Subcutaneous sumatriptan is the reference standard for the acute treatment of cluster headache (3). Sumatriptan, a selective 5-HT_1B/1D receptor agonist, penetrates poorly into the CNS and is believed to act peripherally by inducing vasoconstriction in large cerebral blood vessels and by blocking neurogenic inflammation within the trigeminovascular system. Nevertheless, sumatriptan may, at least in some circumstances, act centrally, as suggested by reports of acute oral, neck and trunk dystonia, akathisia (4–8), and resolution of essential and symptomatic palatal myoclonus after subcutaneous and oral (but not intranasal) administration (9–11). Interestingly, ³H-sumatriptan-binding sites are widely diffused throughout the human brain, especially in the basal ganglia, where they seem to be involved in the presynaptic regulation of excitatory (glutamate), inhibitory (GABA) and peptidergic neurotransmitters (12–15). In fact, besides the visual cortex (layers II–III), the highest density of specific ³H-sumatriptan-binding sites has been found in the substantia nigra and medial globus pallidus, where their density is almost threefold that in areas crucially involved in migraine pathogenesis, such as the trigeminal nucleus caudalis, nucleus tractus solitarius, area postrema and periacqueductal grey (12–14).

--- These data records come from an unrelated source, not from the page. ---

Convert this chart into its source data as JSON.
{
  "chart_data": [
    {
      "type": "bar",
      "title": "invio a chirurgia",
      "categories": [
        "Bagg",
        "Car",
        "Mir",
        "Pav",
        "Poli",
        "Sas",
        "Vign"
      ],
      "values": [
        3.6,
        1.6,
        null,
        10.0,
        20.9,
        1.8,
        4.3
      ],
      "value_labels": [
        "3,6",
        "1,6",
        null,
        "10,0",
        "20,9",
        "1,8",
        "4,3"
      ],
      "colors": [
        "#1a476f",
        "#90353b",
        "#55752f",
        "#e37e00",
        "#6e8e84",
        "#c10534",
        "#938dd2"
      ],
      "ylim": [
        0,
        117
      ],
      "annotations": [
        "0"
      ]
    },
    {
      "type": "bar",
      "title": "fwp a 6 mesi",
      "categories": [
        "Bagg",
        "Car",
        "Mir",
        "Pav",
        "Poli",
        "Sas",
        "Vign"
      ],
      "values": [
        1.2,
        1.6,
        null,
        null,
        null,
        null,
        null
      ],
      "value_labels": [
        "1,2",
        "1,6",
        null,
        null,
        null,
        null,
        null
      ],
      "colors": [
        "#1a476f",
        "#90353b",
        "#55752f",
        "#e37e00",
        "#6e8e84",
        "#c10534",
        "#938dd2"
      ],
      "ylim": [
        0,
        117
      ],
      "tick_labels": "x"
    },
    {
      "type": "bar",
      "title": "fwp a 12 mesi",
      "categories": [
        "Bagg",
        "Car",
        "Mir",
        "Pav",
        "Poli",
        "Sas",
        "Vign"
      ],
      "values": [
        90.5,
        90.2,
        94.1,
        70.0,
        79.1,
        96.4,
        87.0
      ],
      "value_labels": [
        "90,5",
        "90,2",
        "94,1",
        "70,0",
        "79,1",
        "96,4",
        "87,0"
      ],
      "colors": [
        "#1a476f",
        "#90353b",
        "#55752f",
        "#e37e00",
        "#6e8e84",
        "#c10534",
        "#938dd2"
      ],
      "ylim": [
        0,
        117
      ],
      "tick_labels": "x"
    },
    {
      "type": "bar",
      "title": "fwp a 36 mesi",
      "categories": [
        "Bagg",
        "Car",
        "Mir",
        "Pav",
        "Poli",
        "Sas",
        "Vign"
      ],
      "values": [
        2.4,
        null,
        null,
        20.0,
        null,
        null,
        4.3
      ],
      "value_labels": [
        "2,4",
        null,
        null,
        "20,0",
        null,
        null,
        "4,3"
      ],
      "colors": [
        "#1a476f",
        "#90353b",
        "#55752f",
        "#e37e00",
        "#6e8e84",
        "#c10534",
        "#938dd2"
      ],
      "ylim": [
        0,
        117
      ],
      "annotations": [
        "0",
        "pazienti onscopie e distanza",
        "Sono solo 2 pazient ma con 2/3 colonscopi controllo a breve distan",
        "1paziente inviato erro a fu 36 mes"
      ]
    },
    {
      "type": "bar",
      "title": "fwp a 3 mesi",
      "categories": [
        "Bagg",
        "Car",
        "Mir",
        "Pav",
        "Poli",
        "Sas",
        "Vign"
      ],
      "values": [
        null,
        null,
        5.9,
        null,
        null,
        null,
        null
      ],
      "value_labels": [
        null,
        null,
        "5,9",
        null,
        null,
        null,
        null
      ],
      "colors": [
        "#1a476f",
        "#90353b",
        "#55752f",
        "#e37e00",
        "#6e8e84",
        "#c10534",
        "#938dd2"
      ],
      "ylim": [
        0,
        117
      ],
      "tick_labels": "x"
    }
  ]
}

How sumatriptan caused spontaneous laughter in our patient remains unclear. Spontaneous emotional laughter involves the amygdala, thalamic/hypothalamic and subthalamic areas and the dorsal tegmental brainstem and is coordinated by a centre located in the dorsal area of the upper pontine mesencephalon, an area inhibited by motor frontal afferents (1). Pathological laughter arises from chronic disinhibition of the laughter-generating circuitry by lesions involving the internal capsule and basal ganglia, substantia nigra, caudal hypothalamus and (double-sided) pyramidal tract (1). In our patient sumatriptan could therefore have caused pathological laughter by stimulating 5-HT_1B/1D receptors within the basal ganglia. 5-HT_1B receptors are highly expressed presynaptically on striatonigral projecting neurons containing dynorphin, on striatopallidal projecting neurons containing dynorphin, substance P and enkephalin, and on cortical glutamatergic outflow to subcortical areas (12–14). Acute sumatriptan stimulation of 5-HT_1B/1D receptors within the basal ganglia might therefore have subcortically suppressed the cortical frontal inhibitory afferents, thereby exerting a releasing effect on brainstem areas generating laughter. An interesting question in our patient is whether genetic factors might have increased the susceptibility of 5-HT_1B/1D receptors within the CNS.

Our report of sumatriptan-induced pathological laughter in a patient with cluster headache therefore confirms that sumatriptan can act on the extrapyramidal circuitry and underlines that as well as arising from CNS lesions or stimulation, pathological laughter can appear as an acute, transient drug-induced phenomenon.